L’analisi presentata a Bruxelles in occasione di un incontro dei 28 ministri delle Finanze europei traccia una “roadmap” per uscire dalla crisi economica combattendo il riscaldamento globale e preservando al contempo l’ambiente e le risorse naturali. Per realizzare il report gli analisti del WWF hanno utilizzato i dati di oltre 400 studi sulle potenzialità della Green Economy sui danni dell’inquinamento e sui costi dello sfruttamento eccessivo delle risorse ambientali.

L’associazione ambientalista analizza le ricadute economiche e occupazionali dello sviluppo della Green Economy nell’Unione Europea. La transizione verso un’economia sostenibile potrebbe creare ben 20 milioni di nuovi posti di lavoro da qui al 2020.

Il WWF sottolinea che il disastro ecologico sta causando, silenziosamente, danni economici superiori a quelli provocati dalla crisi. Solo a causa delle alluvioni, esacerbate dai cambiamenti climatici, l’Europa è stata costretta a sborsare 150 miliardi di euro in dieci anni. Ancora più salato il conto dell’inquinamento che costa 537 miliardi di euro all’anno agli europei.

Il collasso degli ecosistemi ha effetti negativi anche sul settore industriale. Le industrie del Vecchio Continente sono infatti costrette a importare materie prime, ormai irreperibili in Europa, per un totale di 300 miliardi di euro. Risorse ingenti sottratte allo sviluppo e alla ricerca tecnologica.

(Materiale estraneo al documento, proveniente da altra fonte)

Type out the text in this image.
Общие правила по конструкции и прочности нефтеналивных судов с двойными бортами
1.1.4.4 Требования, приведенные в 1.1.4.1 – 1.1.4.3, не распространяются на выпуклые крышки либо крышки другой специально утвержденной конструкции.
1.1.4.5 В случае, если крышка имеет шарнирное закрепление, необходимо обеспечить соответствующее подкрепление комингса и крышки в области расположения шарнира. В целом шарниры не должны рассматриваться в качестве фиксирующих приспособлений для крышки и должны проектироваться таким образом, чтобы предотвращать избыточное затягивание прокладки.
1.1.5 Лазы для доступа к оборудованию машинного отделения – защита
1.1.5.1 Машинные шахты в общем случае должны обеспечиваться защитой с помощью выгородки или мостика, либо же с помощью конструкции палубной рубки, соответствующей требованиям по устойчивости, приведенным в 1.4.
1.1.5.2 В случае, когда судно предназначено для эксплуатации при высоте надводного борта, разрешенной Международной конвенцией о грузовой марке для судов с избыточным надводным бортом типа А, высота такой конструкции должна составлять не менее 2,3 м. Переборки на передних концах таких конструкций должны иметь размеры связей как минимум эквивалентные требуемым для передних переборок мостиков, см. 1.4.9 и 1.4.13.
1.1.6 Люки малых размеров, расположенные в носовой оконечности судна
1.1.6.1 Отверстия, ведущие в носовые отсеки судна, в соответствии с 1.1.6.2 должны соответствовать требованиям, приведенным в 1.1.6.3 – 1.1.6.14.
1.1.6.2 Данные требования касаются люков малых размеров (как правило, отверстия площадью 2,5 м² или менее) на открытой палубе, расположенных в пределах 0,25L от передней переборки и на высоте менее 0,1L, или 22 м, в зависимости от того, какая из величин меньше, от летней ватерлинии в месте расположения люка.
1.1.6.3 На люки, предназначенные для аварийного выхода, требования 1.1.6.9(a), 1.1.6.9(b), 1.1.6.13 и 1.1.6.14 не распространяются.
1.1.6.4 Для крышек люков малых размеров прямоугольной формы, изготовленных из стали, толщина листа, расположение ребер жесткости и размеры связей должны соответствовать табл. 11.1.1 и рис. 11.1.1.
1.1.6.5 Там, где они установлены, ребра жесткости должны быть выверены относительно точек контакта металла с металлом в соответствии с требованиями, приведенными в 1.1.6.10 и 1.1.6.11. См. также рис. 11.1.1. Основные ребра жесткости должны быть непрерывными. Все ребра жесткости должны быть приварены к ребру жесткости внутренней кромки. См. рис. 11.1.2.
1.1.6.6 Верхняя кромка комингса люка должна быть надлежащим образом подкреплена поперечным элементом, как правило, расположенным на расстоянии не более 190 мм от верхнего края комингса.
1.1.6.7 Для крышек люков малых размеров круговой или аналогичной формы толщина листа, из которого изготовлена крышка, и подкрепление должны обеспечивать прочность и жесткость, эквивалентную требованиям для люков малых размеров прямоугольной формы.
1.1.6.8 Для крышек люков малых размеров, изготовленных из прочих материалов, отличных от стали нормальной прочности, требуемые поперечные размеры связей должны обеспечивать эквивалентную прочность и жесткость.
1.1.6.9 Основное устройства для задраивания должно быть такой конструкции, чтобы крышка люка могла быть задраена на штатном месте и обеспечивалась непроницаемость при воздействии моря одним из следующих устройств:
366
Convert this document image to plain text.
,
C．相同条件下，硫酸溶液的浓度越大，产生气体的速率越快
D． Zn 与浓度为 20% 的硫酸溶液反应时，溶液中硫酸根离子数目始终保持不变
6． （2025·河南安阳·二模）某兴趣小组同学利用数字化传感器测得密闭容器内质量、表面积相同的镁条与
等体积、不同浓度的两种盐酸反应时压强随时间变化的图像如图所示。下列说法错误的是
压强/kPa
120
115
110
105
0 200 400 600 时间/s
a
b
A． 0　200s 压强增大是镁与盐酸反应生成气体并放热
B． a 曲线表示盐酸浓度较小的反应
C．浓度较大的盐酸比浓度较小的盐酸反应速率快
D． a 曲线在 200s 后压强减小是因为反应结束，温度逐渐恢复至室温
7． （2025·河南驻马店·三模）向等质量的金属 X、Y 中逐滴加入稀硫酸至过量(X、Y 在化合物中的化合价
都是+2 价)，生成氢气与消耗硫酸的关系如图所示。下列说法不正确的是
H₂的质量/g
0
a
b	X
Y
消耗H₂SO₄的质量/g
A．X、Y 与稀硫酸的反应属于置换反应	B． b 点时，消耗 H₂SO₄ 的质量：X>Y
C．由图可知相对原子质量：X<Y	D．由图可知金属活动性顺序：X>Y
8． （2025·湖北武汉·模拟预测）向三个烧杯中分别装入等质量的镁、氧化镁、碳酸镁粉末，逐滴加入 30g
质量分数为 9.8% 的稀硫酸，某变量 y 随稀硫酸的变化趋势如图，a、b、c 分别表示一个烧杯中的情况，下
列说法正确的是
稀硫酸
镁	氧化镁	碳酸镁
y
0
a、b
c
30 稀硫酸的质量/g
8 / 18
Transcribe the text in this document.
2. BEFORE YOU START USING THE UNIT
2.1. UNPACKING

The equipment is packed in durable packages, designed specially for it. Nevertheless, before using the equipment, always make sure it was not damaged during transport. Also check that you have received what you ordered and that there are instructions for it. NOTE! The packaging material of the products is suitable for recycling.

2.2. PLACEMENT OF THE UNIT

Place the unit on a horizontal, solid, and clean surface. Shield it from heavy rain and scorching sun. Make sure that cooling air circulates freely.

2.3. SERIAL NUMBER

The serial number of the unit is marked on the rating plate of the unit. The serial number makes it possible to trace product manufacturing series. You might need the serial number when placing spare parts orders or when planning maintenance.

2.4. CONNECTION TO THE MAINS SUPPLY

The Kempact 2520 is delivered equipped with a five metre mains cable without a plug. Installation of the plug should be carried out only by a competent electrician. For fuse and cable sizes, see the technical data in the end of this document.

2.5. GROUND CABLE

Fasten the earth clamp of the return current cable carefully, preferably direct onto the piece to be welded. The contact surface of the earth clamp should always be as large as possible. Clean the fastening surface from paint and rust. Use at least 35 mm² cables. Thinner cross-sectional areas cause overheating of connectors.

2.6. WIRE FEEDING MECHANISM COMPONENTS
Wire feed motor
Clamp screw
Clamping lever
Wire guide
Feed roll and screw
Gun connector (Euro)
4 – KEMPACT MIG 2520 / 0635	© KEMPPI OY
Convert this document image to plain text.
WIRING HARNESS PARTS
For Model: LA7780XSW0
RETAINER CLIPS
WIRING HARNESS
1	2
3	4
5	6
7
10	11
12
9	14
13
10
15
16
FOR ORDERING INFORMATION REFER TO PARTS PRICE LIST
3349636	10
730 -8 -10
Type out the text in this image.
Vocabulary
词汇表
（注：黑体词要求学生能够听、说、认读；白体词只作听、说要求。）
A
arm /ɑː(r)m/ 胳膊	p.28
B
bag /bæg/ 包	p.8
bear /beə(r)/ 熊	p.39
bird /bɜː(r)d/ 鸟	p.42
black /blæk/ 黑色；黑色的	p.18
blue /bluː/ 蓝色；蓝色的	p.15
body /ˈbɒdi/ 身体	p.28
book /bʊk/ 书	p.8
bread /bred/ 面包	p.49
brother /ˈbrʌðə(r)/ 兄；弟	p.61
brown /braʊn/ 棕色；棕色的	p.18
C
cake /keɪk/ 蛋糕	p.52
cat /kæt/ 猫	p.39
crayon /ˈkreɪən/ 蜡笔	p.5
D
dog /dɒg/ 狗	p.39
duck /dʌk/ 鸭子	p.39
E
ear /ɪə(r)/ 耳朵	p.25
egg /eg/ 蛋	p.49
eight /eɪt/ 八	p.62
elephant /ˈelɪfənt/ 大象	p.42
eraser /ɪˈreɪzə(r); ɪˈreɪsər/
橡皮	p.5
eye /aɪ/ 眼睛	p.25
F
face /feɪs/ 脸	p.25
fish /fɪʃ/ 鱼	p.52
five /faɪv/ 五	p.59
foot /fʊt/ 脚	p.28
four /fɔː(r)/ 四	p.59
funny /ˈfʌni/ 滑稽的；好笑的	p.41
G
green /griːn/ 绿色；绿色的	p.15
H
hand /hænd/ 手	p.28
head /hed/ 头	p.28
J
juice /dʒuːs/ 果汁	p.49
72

Il WWF ha individuato cinque settori strategici in cui investire nei prossimi 5 anni per rendere più sostenibile l’economia europea. Il primo accorpa clima ed energia, due politiche che dovranno proseguire di pari passo. Gli investimenti massicci a sostegno delle fonti rinnovabili, del risparmio energetico e dell’efficienza energetica porteranno infatti a una conseguente riduzione delle emissioni.

Il secondo ambito di intervento è l’efficientamento delle risorse. L’Europa dovrà puntare su un’economia circolare, riciclando le materie prime e valorizzando i rifiuti trasformandoli da scarti a risorsa.

Il terzo passo per rendere più sostenibile l’economia europea è il taglio dei sussidi alle fonti fossili. I Governi dovranno inoltre punire più severamente chi danneggia l’ambiente chiedendo un risarcimento a chi inquina e spreca risorse.

Nella sua roadmap il WWF chiede poi una leadership globale nello sviluppo sostenibile e una strategia climatica che fissi obiettivi ambiziosi da qui al 2050. Come ha sottolineato Sébastien Godinot, prima firma del rapporto, i Governi europei devono iniziare a pensare in modo più lungimirante:

Invece di perseguire il solito trend di crescita che prima inquina poi pulisce il presidente Juncker e i leader europei dovrebbero stare più attenti ai veri sintomi delle nostre economie malate: l’impoverimento delle risorse naturali e la mancata considerazione di questa straordinaria ricchezza da parte dei mercati. Il messaggio è molto semplice: nessuna economia può svilupparsi senza risorse naturali.